For this population-based study, Patorno and colleagues focused on older adults (66 and older) with type 2 diabetes and used Medicare claims data from Parts A, B, and D. All patients were newly prescribed an SGLT-2 inhibitor, a DPP-4 inhibitor, or a GLP-1 receptor agonist from April 2013 -- after canagliflozin was the first SGLT-2 inhibitor to gain FDA approval -- through December 2017.
A total of 466,933 patients were included: 13% were new SGLT-2 inhibitor users, 73% were new DPP-4 inhibitor users, and 14% were new GLP-1 receptor agonist users. Older adults newly prescribed an SGLT-2 inhibitor tended to have a lower prevalence of comorbidities and were less likely to be frail.
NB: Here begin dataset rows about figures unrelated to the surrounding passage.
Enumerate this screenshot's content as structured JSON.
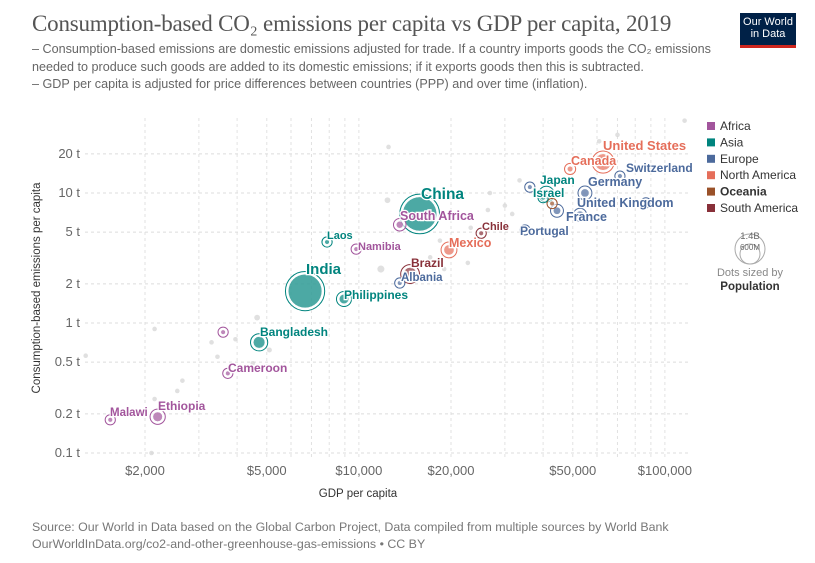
{
  "header": {
    "title": "Consumption-based CO₂ emissions per capita vs GDP per capita, 2019",
    "subtitle_1": "– Consumption-based emissions are domestic emissions adjusted for trade. If a country imports goods the CO₂ emissions needed to produce such goods are added to its domestic emissions; if it exports goods then this is subtracted.",
    "subtitle_2": "– GDP per capita is adjusted for price differences between countries (PPP) and over time (inflation).",
    "logo_line1": "Our World",
    "logo_line2": "in Data"
  },
  "footer": {
    "source": "Source: Our World in Data based on the Global Carbon Project, Data compiled from multiple sources by World Bank",
    "url": "OurWorldInData.org/co2-and-other-greenhouse-gas-emissions",
    "license": " • CC BY"
  },
  "chart_data": {
    "type": "scatter",
    "title": "Consumption-based CO₂ emissions per capita vs GDP per capita, 2019",
    "xlabel": "GDP per capita",
    "ylabel": "Consumption-based emissions per capita",
    "x_scale": "log",
    "y_scale": "log",
    "xlim": [
      1250,
      120000
    ],
    "ylim": [
      0.09,
      40
    ],
    "x_ticks": [
      {
        "v": 2000,
        "label": "$2,000"
      },
      {
        "v": 5000,
        "label": "$5,000"
      },
      {
        "v": 10000,
        "label": "$10,000"
      },
      {
        "v": 20000,
        "label": "$20,000"
      },
      {
        "v": 50000,
        "label": "$50,000"
      },
      {
        "v": 100000,
        "label": "$100,000"
      }
    ],
    "y_ticks": [
      {
        "v": 0.1,
        "label": "0.1 t"
      },
      {
        "v": 0.2,
        "label": "0.2 t"
      },
      {
        "v": 0.5,
        "label": "0.5 t"
      },
      {
        "v": 1,
        "label": "1 t"
      },
      {
        "v": 2,
        "label": "2 t"
      },
      {
        "v": 5,
        "label": "5 t"
      },
      {
        "v": 10,
        "label": "10 t"
      },
      {
        "v": 20,
        "label": "20 t"
      }
    ],
    "grid": true,
    "legend_placement": "right",
    "legend": [
      {
        "name": "Africa",
        "color": "#a2559c",
        "bold": false
      },
      {
        "name": "Asia",
        "color": "#00847e",
        "bold": false
      },
      {
        "name": "Europe",
        "color": "#4c6a9c",
        "bold": false
      },
      {
        "name": "North America",
        "color": "#e56e5a",
        "bold": false
      },
      {
        "name": "Oceania",
        "color": "#9a5129",
        "bold": true
      },
      {
        "name": "South America",
        "color": "#883039",
        "bold": false
      }
    ],
    "size_legend": {
      "large": "1.4B",
      "small": "600M",
      "caption": "Dots sized by",
      "variable": "Population"
    },
    "points": [
      {
        "name": "Malawi",
        "continent": "Africa",
        "gdp": 1540,
        "co2": 0.18,
        "pop": 19000000,
        "label": true
      },
      {
        "name": "Ethiopia",
        "continent": "Africa",
        "gdp": 2200,
        "co2": 0.19,
        "pop": 112000000,
        "label": true
      },
      {
        "name": "Cameroon",
        "continent": "Africa",
        "gdp": 3730,
        "co2": 0.41,
        "pop": 26000000,
        "label": true
      },
      {
        "name": "Bangladesh",
        "continent": "Asia",
        "gdp": 4720,
        "co2": 0.71,
        "pop": 163000000,
        "label": true
      },
      {
        "name": "India",
        "continent": "Asia",
        "gdp": 6670,
        "co2": 1.76,
        "pop": 1370000000,
        "label": true
      },
      {
        "name": "Philippines",
        "continent": "Asia",
        "gdp": 8940,
        "co2": 1.53,
        "pop": 108000000,
        "label": true
      },
      {
        "name": "Laos",
        "continent": "Asia",
        "gdp": 7870,
        "co2": 4.2,
        "pop": 7000000,
        "label": true
      },
      {
        "name": "Namibia",
        "continent": "Africa",
        "gdp": 9800,
        "co2": 3.7,
        "pop": 2500000,
        "label": true
      },
      {
        "name": "South Africa",
        "continent": "Africa",
        "gdp": 13600,
        "co2": 5.7,
        "pop": 58000000,
        "label": true
      },
      {
        "name": "China",
        "continent": "Asia",
        "gdp": 15800,
        "co2": 6.9,
        "pop": 1410000000,
        "label": true
      },
      {
        "name": "Albania",
        "continent": "Europe",
        "gdp": 13600,
        "co2": 2.03,
        "pop": 2900000,
        "label": true
      },
      {
        "name": "Brazil",
        "continent": "South America",
        "gdp": 14700,
        "co2": 2.38,
        "pop": 211000000,
        "label": true
      },
      {
        "name": "Mexico",
        "continent": "North America",
        "gdp": 19700,
        "co2": 3.65,
        "pop": 127000000,
        "label": true
      },
      {
        "name": "Chile",
        "continent": "South America",
        "gdp": 25100,
        "co2": 4.9,
        "pop": 19000000,
        "label": true
      },
      {
        "name": "Portugal",
        "continent": "Europe",
        "gdp": 34900,
        "co2": 5.2,
        "pop": 10000000,
        "label": true
      },
      {
        "name": "France",
        "continent": "Europe",
        "gdp": 44400,
        "co2": 7.3,
        "pop": 65000000,
        "label": true
      },
      {
        "name": "United Kingdom",
        "continent": "Europe",
        "gdp": 52800,
        "co2": 6.8,
        "pop": 67000000,
        "label": true
      },
      {
        "name": "Germany",
        "continent": "Europe",
        "gdp": 54800,
        "co2": 10,
        "pop": 83000000,
        "label": true
      },
      {
        "name": "Israel",
        "continent": "Asia",
        "gdp": 40000,
        "co2": 9.2,
        "pop": 9000000,
        "label": true
      },
      {
        "name": "Japan",
        "continent": "Asia",
        "gdp": 41000,
        "co2": 9.8,
        "pop": 126000000,
        "label": true
      },
      {
        "name": "Switzerland",
        "continent": "Europe",
        "gdp": 71300,
        "co2": 13.5,
        "pop": 8600000,
        "label": true
      },
      {
        "name": "Canada",
        "continent": "North America",
        "gdp": 49000,
        "co2": 15.3,
        "pop": 37000000,
        "label": true
      },
      {
        "name": "United States",
        "continent": "North America",
        "gdp": 62800,
        "co2": 17.3,
        "pop": 329000000,
        "label": true
      },
      {
        "name": "",
        "continent": "Africa",
        "gdp": 3600,
        "co2": 0.85,
        "pop": 5000000,
        "label": false
      },
      {
        "name": "",
        "continent": "Europe",
        "gdp": 36200,
        "co2": 11.1,
        "pop": 5000000,
        "label": false
      },
      {
        "name": "",
        "continent": "Oceania",
        "gdp": 42800,
        "co2": 8.3,
        "pop": 25000000,
        "label": false
      },
      {
        "name": "",
        "continent": "Europe",
        "gdp": 86700,
        "co2": 8.4,
        "pop": 600000,
        "label": false
      },
      {
        "name": "",
        "continent": null,
        "gdp": 12500,
        "co2": 22.6,
        "pop": 2000000
      },
      {
        "name": "",
        "continent": null,
        "gdp": 12400,
        "co2": 8.8,
        "pop": 40000000
      },
      {
        "name": "",
        "continent": null,
        "gdp": 11800,
        "co2": 2.6,
        "pop": 60000000
      },
      {
        "name": "",
        "continent": null,
        "gdp": 8000,
        "co2": 2.6,
        "pop": 3000000
      },
      {
        "name": "",
        "continent": null,
        "gdp": 4650,
        "co2": 1.1,
        "pop": 40000000
      },
      {
        "name": "",
        "continent": null,
        "gdp": 5100,
        "co2": 0.62,
        "pop": 30000000
      },
      {
        "name": "",
        "continent": null,
        "gdp": 3300,
        "co2": 0.71,
        "pop": 5000000
      },
      {
        "name": "",
        "continent": null,
        "gdp": 3450,
        "co2": 0.55,
        "pop": 3000000
      },
      {
        "name": "",
        "continent": null,
        "gdp": 3950,
        "co2": 0.75,
        "pop": 5000000
      },
      {
        "name": "",
        "continent": null,
        "gdp": 4500,
        "co2": 0.49,
        "pop": 10000000
      },
      {
        "name": "",
        "continent": null,
        "gdp": 2650,
        "co2": 0.36,
        "pop": 15000000
      },
      {
        "name": "",
        "continent": null,
        "gdp": 2550,
        "co2": 0.3,
        "pop": 3000000
      },
      {
        "name": "",
        "continent": null,
        "gdp": 2150,
        "co2": 0.9,
        "pop": 3000000
      },
      {
        "name": "",
        "continent": null,
        "gdp": 1280,
        "co2": 0.56,
        "pop": 5000000
      },
      {
        "name": "",
        "continent": null,
        "gdp": 2100,
        "co2": 0.1,
        "pop": 3000000
      },
      {
        "name": "",
        "continent": null,
        "gdp": 2150,
        "co2": 0.26,
        "pop": 3000000
      },
      {
        "name": "",
        "continent": null,
        "gdp": 22700,
        "co2": 2.9,
        "pop": 5000000
      },
      {
        "name": "",
        "continent": null,
        "gdp": 26800,
        "co2": 10,
        "pop": 10000000
      },
      {
        "name": "",
        "continent": null,
        "gdp": 30000,
        "co2": 8,
        "pop": 5000000
      },
      {
        "name": "",
        "continent": null,
        "gdp": 33500,
        "co2": 12.5,
        "pop": 3000000
      },
      {
        "name": "",
        "continent": null,
        "gdp": 61000,
        "co2": 25,
        "pop": 3000000
      },
      {
        "name": "",
        "continent": null,
        "gdp": 70000,
        "co2": 28,
        "pop": 2000000
      },
      {
        "name": "",
        "continent": null,
        "gdp": 116000,
        "co2": 36,
        "pop": 1000000
      },
      {
        "name": "",
        "continent": null,
        "gdp": 23200,
        "co2": 5.4,
        "pop": 3000000
      },
      {
        "name": "",
        "continent": null,
        "gdp": 19000,
        "co2": 2.6,
        "pop": 10000000
      },
      {
        "name": "",
        "continent": null,
        "gdp": 26400,
        "co2": 7.4,
        "pop": 5000000
      },
      {
        "name": "",
        "continent": null,
        "gdp": 31700,
        "co2": 6.9,
        "pop": 3000000
      },
      {
        "name": "",
        "continent": null,
        "gdp": 18400,
        "co2": 4.3,
        "pop": 20000000
      },
      {
        "name": "",
        "continent": null,
        "gdp": 17100,
        "co2": 3.2,
        "pop": 5000000
      }
    ]
  }
}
Those prescribed DPP-4 inhibitors tended to be older, while those prescribed GLP-1 receptor agonists were more likely to also be insulin users.
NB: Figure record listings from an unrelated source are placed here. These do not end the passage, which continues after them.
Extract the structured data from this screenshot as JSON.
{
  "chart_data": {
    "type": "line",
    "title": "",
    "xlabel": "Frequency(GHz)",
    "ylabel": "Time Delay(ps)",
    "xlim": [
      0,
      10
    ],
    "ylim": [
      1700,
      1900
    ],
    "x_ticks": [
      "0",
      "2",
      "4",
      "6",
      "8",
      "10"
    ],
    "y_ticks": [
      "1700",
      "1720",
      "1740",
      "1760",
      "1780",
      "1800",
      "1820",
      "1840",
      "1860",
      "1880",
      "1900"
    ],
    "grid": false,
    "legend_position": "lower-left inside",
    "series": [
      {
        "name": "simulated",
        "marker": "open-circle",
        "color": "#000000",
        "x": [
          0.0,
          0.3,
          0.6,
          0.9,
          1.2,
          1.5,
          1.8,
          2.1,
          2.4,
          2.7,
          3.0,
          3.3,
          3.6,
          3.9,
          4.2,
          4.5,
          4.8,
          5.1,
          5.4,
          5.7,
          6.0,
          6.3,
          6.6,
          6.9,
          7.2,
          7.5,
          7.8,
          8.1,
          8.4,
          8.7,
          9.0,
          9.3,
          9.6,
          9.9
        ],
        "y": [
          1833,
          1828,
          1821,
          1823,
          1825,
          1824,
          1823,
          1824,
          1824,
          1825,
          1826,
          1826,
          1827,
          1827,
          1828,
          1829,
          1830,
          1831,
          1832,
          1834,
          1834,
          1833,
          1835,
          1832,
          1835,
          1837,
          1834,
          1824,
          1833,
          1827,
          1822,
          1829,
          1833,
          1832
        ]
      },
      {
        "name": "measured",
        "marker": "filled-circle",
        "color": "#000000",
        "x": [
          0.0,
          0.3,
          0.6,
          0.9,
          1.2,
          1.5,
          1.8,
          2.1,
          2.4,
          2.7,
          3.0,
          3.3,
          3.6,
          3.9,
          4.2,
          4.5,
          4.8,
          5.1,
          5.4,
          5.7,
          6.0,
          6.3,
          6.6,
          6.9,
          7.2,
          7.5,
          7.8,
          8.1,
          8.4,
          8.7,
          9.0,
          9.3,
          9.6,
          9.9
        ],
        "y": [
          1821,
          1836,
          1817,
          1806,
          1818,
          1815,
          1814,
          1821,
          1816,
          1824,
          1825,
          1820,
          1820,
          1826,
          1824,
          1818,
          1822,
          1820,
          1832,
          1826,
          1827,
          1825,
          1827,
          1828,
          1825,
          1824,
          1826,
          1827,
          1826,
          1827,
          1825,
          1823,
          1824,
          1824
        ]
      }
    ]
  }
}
Before participant matching, patients on DPP-4 inhibitors saw the highest incidence of fractures (7.55 per 1,000 person-years), followed by GLP-1 receptor agonist users (4.76 per 1,000 person-years), and SGLT-2 inhibitor users (4.36 per 1,000 person-years). For the main analysis, patients were matched based on a 1:1:1 three-way propensity score.
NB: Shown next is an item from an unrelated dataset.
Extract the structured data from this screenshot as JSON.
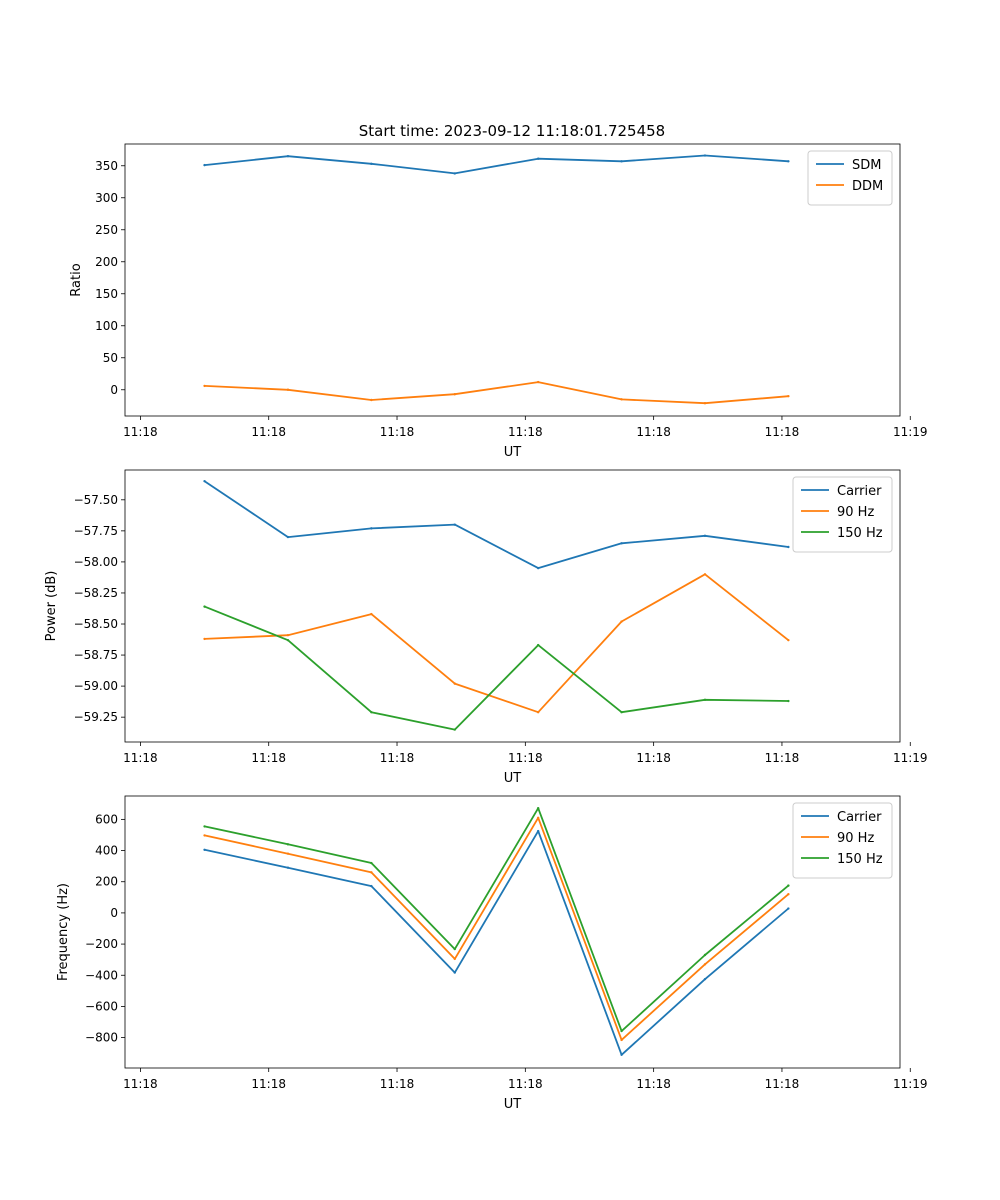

The primary outcome was a composite endpoint of nontraumatic pelvic fractures; hip fractures requiring surgery; or humerus, radius, or ulna fractures requiring intervention within 30 days.
Some limitations to the study included a lack of data on "relevant clinical variables," such as duration of diabetes, HbA1c levels, vitamin D and parathyroid hormone levels, and body mass index. The researchers also noted that their propensity score matching may have possibly excluded patients who were at the highest risk for fractures.
Disclosures
The study was funded by the Division of Pharmacoepidemiology and Pharmacoeconomics, Department of Medicine at Brigham and Women's Hospital and Harvard ľֱ School. Grant support was also received from the National Institute of Diabetes and Digestive and Kidney Diseases, the National Institute of Arthritis and Musculoskeletal and Skin Diseases, and the National Institute on Aging.
Patorno reported being an investigator of a grant to the Brigham and Women's Hospital from Boehringer Ingelheim, not directly related to the topic of the submitted work.
Other co-authors reported relationships with Novo Nordisk, Pfizer, AbbVie, Roche, and Bristol Myers Squibb.
Primary Source
JAMA Network Open
Zhuo M, et al "Association of sodium-glucose cotransporter-2 inhibitors with fracture risk in older adults with type 2 diabetes" JAMA Netw Open 2021; DOI: 10.1001/jamanetworkopen.2021.30762.